Under the new rules, the OFT can disqualify directors where it uncovers evidence that they were responsible for – or ought to have known about – competition-law breaches such as price-fixing, market sharing and bid-rigging agreements.
The OFT hopes that the changes to make directors personally accountable – even if they were not personally involved – will provide an added incentive for them to make sure that compliance with competition rules is properly embedded.
Under the Company Directors Disqualification Act, an individual can be disqualified from acting as a director for up to 15 years if their company is involved in a breach of competition law and the court considers that person unfit to manage a company as a result.
But there may be exceptional cases where it is appropriate to apply for a disqualification order, even where there is no prior decision or judgment on the infringement.
Some lawyers, though, have pointed out a potential hurdle in such cases, in that the OFT would still need to establish that an infringement of competition law had taken place.
The OFT has long held the desire to move competition law compliance up the boardroom agenda, yet – surprisingly – in the seven years it has enjoyed powers to apply for competition disqualification orders against directors, it has not done so until now.

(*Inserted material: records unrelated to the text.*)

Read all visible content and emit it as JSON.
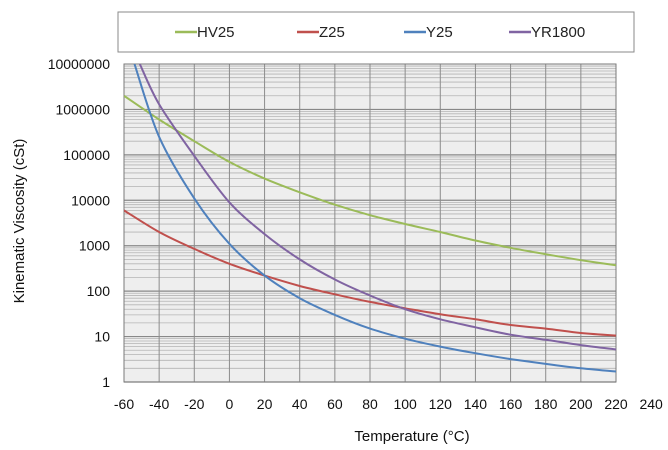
{
  "chart_data": {
    "type": "line",
    "title": "",
    "xlabel": "Temperature (°C)",
    "ylabel": "Kinematic Viscosity (cSt)",
    "xlim": [
      -60,
      240
    ],
    "ylim": [
      1,
      10000000
    ],
    "yscale": "log",
    "grid": true,
    "legend_position": "top",
    "x_ticks": [
      "-60",
      "-40",
      "-20",
      "0",
      "20",
      "40",
      "60",
      "80",
      "100",
      "120",
      "140",
      "160",
      "180",
      "200",
      "220",
      "240"
    ],
    "y_ticks": [
      "1",
      "10",
      "100",
      "1000",
      "10000",
      "100000",
      "1000000",
      "10000000"
    ],
    "series": [
      {
        "name": "HV25",
        "color": "#9bbb59",
        "points": [
          [
            -60,
            2000000
          ],
          [
            -40,
            600000
          ],
          [
            -20,
            200000
          ],
          [
            0,
            70000
          ],
          [
            20,
            30000
          ],
          [
            40,
            15000
          ],
          [
            60,
            8000
          ],
          [
            80,
            4700
          ],
          [
            100,
            3000
          ],
          [
            120,
            2000
          ],
          [
            140,
            1300
          ],
          [
            160,
            900
          ],
          [
            180,
            650
          ],
          [
            200,
            480
          ],
          [
            220,
            370
          ]
        ]
      },
      {
        "name": "Z25",
        "color": "#c0504d",
        "points": [
          [
            -60,
            6000
          ],
          [
            -40,
            2000
          ],
          [
            -20,
            850
          ],
          [
            0,
            400
          ],
          [
            20,
            220
          ],
          [
            40,
            130
          ],
          [
            60,
            85
          ],
          [
            80,
            58
          ],
          [
            100,
            42
          ],
          [
            120,
            31
          ],
          [
            140,
            24
          ],
          [
            160,
            18
          ],
          [
            180,
            15
          ],
          [
            200,
            12
          ],
          [
            220,
            10.5
          ]
        ]
      },
      {
        "name": "Y25",
        "color": "#4f81bd",
        "points": [
          [
            -54,
            10000000
          ],
          [
            -40,
            250000
          ],
          [
            -20,
            11000
          ],
          [
            0,
            1100
          ],
          [
            20,
            220
          ],
          [
            40,
            70
          ],
          [
            60,
            30
          ],
          [
            80,
            15
          ],
          [
            100,
            9
          ],
          [
            120,
            6
          ],
          [
            140,
            4.3
          ],
          [
            160,
            3.2
          ],
          [
            180,
            2.5
          ],
          [
            200,
            2
          ],
          [
            220,
            1.7
          ]
        ]
      },
      {
        "name": "YR1800",
        "color": "#8064a2",
        "points": [
          [
            -51,
            10000000
          ],
          [
            -40,
            1300000
          ],
          [
            -20,
            95000
          ],
          [
            0,
            9000
          ],
          [
            20,
            1800
          ],
          [
            40,
            500
          ],
          [
            60,
            180
          ],
          [
            80,
            80
          ],
          [
            100,
            40
          ],
          [
            120,
            24
          ],
          [
            140,
            16
          ],
          [
            160,
            11
          ],
          [
            180,
            8.5
          ],
          [
            200,
            6.5
          ],
          [
            220,
            5.2
          ]
        ]
      }
    ]
  }
}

Lawyers believe that greater OFT enforcement activity in this area could previously have been a powerful spur to compliance.

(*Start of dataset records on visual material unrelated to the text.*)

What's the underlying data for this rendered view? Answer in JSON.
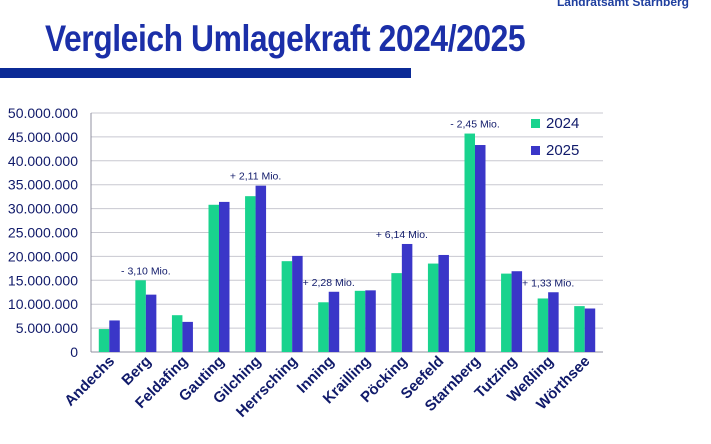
{
  "header": {
    "org": "Landratsamt Starnberg",
    "title": "Vergleich Umlagekraft 2024/2025"
  },
  "colors": {
    "title": "#1b2fa8",
    "rule": "#0b2a96",
    "series_2024": "#19d38e",
    "series_2025": "#3a36c8",
    "grid": "#c8c8d0",
    "text": "#101a6a"
  },
  "chart_data": {
    "type": "bar",
    "title": "",
    "xlabel": "",
    "ylabel": "",
    "ylim": [
      0,
      50000000
    ],
    "yticks": [
      0,
      5000000,
      10000000,
      15000000,
      20000000,
      25000000,
      30000000,
      35000000,
      40000000,
      45000000,
      50000000
    ],
    "ytick_labels": [
      "0",
      "5.000.000",
      "10.000.000",
      "15.000.000",
      "20.000.000",
      "25.000.000",
      "30.000.000",
      "35.000.000",
      "40.000.000",
      "45.000.000",
      "50.000.000"
    ],
    "grid": true,
    "legend_position": "top-right",
    "categories": [
      "Andechs",
      "Berg",
      "Feldafing",
      "Gauting",
      "Gilching",
      "Herrsching",
      "Inning",
      "Krailling",
      "Pöcking",
      "Seefeld",
      "Starnberg",
      "Tutzing",
      "Weßling",
      "Wörthsee"
    ],
    "series": [
      {
        "name": "2024",
        "color": "#19d38e",
        "values": [
          4800000,
          15000000,
          7700000,
          30800000,
          32600000,
          19000000,
          10400000,
          12800000,
          16500000,
          18500000,
          45700000,
          16400000,
          11200000,
          9600000
        ]
      },
      {
        "name": "2025",
        "color": "#3a36c8",
        "values": [
          6600000,
          12000000,
          6300000,
          31400000,
          34800000,
          20100000,
          12600000,
          12900000,
          22600000,
          20300000,
          43300000,
          16900000,
          12500000,
          9100000
        ]
      }
    ],
    "annotations": [
      {
        "category": "Berg",
        "text": "- 3,10 Mio."
      },
      {
        "category": "Gilching",
        "text": "+ 2,11 Mio."
      },
      {
        "category": "Inning",
        "text": "+ 2,28 Mio."
      },
      {
        "category": "Pöcking",
        "text": "+ 6,14 Mio."
      },
      {
        "category": "Starnberg",
        "text": "- 2,45 Mio."
      },
      {
        "category": "Weßling",
        "text": "+ 1,33 Mio."
      }
    ]
  }
}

Yet despite the toughened approach, the OFT will continue to offer immunity from disqualification orders for any director who co-operates with its investigation.
“The general aim is to increase the incentives on company directors to take responsibility for competition law compliance, to keep informed about the company’s activities in matters of competition law compliance and to take proactive steps to avoid infringements of competition law,” says Suzanne Rab, counsel in law firm Hogan Lovells’ antitrust, competition and economic regulation team.

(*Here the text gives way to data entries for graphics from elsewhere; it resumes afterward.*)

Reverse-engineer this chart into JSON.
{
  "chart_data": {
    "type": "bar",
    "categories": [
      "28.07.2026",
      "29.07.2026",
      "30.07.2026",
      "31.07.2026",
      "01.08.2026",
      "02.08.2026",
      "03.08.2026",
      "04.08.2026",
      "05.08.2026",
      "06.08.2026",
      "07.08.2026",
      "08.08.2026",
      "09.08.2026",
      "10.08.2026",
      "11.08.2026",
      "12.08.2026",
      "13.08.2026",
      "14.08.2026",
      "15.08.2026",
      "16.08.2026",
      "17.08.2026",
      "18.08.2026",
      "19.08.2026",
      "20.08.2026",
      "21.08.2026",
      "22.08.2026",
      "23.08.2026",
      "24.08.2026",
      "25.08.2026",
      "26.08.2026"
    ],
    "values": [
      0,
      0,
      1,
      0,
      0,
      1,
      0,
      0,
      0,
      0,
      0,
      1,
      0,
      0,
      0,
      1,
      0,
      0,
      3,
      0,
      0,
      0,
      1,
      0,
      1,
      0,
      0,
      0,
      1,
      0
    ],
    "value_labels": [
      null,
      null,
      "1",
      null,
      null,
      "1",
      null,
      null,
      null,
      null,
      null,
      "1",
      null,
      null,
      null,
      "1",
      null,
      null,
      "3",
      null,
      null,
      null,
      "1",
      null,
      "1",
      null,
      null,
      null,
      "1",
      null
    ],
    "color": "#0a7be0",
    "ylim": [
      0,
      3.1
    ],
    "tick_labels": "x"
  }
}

“The revised guidance is a clear indication that companies and their directors cannot afford to ignore competition law, even if they could not be considered directly involved in any infringing activity.”
To comply with the new regime, directors should:
1 Be aware of the OFT’s determination to pursue any director. Under the old guidelines the OFT would “not rule out” applying for a disqualification order against a director who did not keep themselves sufficiently informed of the company’s activities to be able to spot that there was an infringement.
Now, says Adam Collinson, partner in the commercial practice group at law firm Eversheds, such a director will be just as much in the firing line as a director who was directly involved in the competition law breach, or a director who had reasonable grounds to suspect that the company was in breach but took no steps to prevent it. “Absolute vigilance” will now be required at all times, he says.
2 Be aware of potential mitigating factors. Suzanne Rab, counsel in law firm Hogan Lovells’ antitrust, competition and economic regulation team, says that when determining an individual director’s responsibility, the OFT is likely to consider the director’s role in the company – including
his specific position, responsibilities and their relationship to those responsible for the breach; the general knowledge, skill and experience actually possessed by the director and that which should have been possessed by a person in his or her position; and the information relating to the breach which was available to the director.